Fenwick explained that once most of the Five Mountains staff had been fired, the locks were changed. Fenwick and a couple of other office staff who were tasked with winding the place down had keys, as did the security firm that checked on the property several times a day. That was it.

“You seem to be taking this very seriously,” she said. “I mean, as unsettling as it was, there was no real damage done.”

“Detective Duckworth takes everything very seriously,” Carlson said.

He thanked her, said good-bye, and checked out the Ferris wheel first. In the light of day, things looked a lot less sinister. Of course, the mannequins had been taken away, which helped. There was nothing to suggest anything out of the ordinary had gone on here the night before.

Carlson left the Ferris wheel and headed for the closest fence that surrounded the property. If whoever brought in the mannequins didn’t have a key, and there was no indication the locks had been broken or tampered with, the fence had to have been breached somewhere.

It was a wire fence, about nine feet tall. A single strand of barbed wire ran along the top of it to discourage intruders. Not that effective, but then again, Five Mountains probably didn’t want to run several strands. They wouldn’t want to be sending off a prison vibe.

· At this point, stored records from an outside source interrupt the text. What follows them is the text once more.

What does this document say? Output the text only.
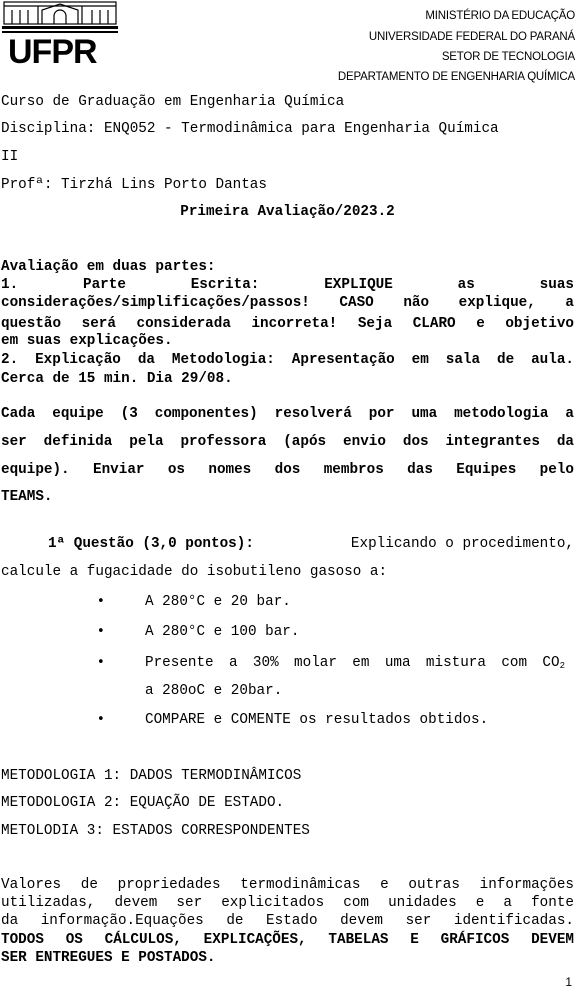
UFPR
MINISTÉRIO DA EDUCAÇÃO
UNIVERSIDADE FEDERAL DO PARANÁ
SETOR DE TECNOLOGIA
DEPARTAMENTO DE ENGENHARIA QUÍMICA
Curso de Graduação em Engenharia Química
Disciplina: ENQ052 - Termodinâmica para Engenharia Química
II
Profª: Tirzhá Lins Porto Dantas
Primeira Avaliação/2023.2
Avaliação em duas partes:
1. Parte Escrita: EXPLIQUE as suas
considerações/simplificações/passos! CASO não explique, a
questão será considerada incorreta! Seja CLARO e objetivo
em suas explicações.
2. Explicação da Metodologia: Apresentação em sala de aula.
Cerca de 15 min. Dia 29/08.
Cada equipe (3 componentes) resolverá por uma metodologia a
ser definida pela professora (após envio dos integrantes da
equipe). Enviar os nomes dos membros das Equipes pelo
TEAMS.
1ª Questão (3,0 pontos):	Explicando o procedimento,
calcule a fugacidade do isobutileno gasoso a:
•	A 280°C e 20 bar.
•	A 280°C e 100 bar.
•	Presente a 30% molar em uma mistura com $CO_2$
a 280oC e 20bar.
•	COMPARE e COMENTE os resultados obtidos.
METODOLOGIA 1: DADOS TERMODINÂMICOS
METODOLOGIA 2: EQUAÇÃO DE ESTADO.
METOLODIA 3: ESTADOS CORRESPONDENTES
Valores de propriedades termodinâmicas e outras informações
utilizadas, devem ser explicitados com unidades e a fonte
da informação.Equações de Estado devem ser identificadas.
TODOS OS CÁLCULOS, EXPLICAÇÕES, TABELAS E GRÁFICOS DEVEM
SER ENTREGUES E POSTADOS.
1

Rides and exhibits backed up to the fence, where the grass grew taller and was untended. Carlson figured someone could put a ladder up against the fence. It was rigid enough. Drag three mannequins up, toss them over. But then the intruder would have to get over, too.

A lot of work.

The park property, a rough rectangle, was about fifteen acres, so it was a long, slow trek along the fence. Carlson didn’t notice anything until he’d rounded the second corner.

The fence had been cut.

Someone would have needed something like bolt cutters, he figured. The chain link had been cut along a post, starting at ground level and going up about five feet. Several links had also been severed along the bottom, creating a simple doorway.

The grass, Carlson noted, was matted down on both sides of the fence. About twenty yards beyond it was a two-lane road that ran along the back of the amusement park property.

He could see where someone had worn down a path in the grass between the fence and the road. He thought about what must have been involved. Someone drives up in a truck or van, has to unload three mannequins. Probably has to drag them one at a time to the fence, push them through. Maybe then he moves or hides the truck, returns, carries the mannequins one by one to the Ferris wheel, because that’s going to take some time.

Gets the three dummies — which probably had their message painted on them before being brought out here — positioned into one of the carriages. Which, Duckworth had noted, was numbered 23.

As if that really mattered.

The Ferris wheel gets turned on, and the intruder takes off. Gets through the opening in the fence, hops behind the wheel of his truck or van, and speeds away.

Carlson wondered why anyone would go to that much trouble. It was backbreaking work. This didn’t strike him as something a few teenagers would do for a lark.

This was someone who really wanted to send a message.

YOU’LL BE SORRY.

Who was it meant for? Why did the person sending it feel aggrieved? And if this was a real threat, what was coming next?

“Beats me,” Angus Carlson said to himself.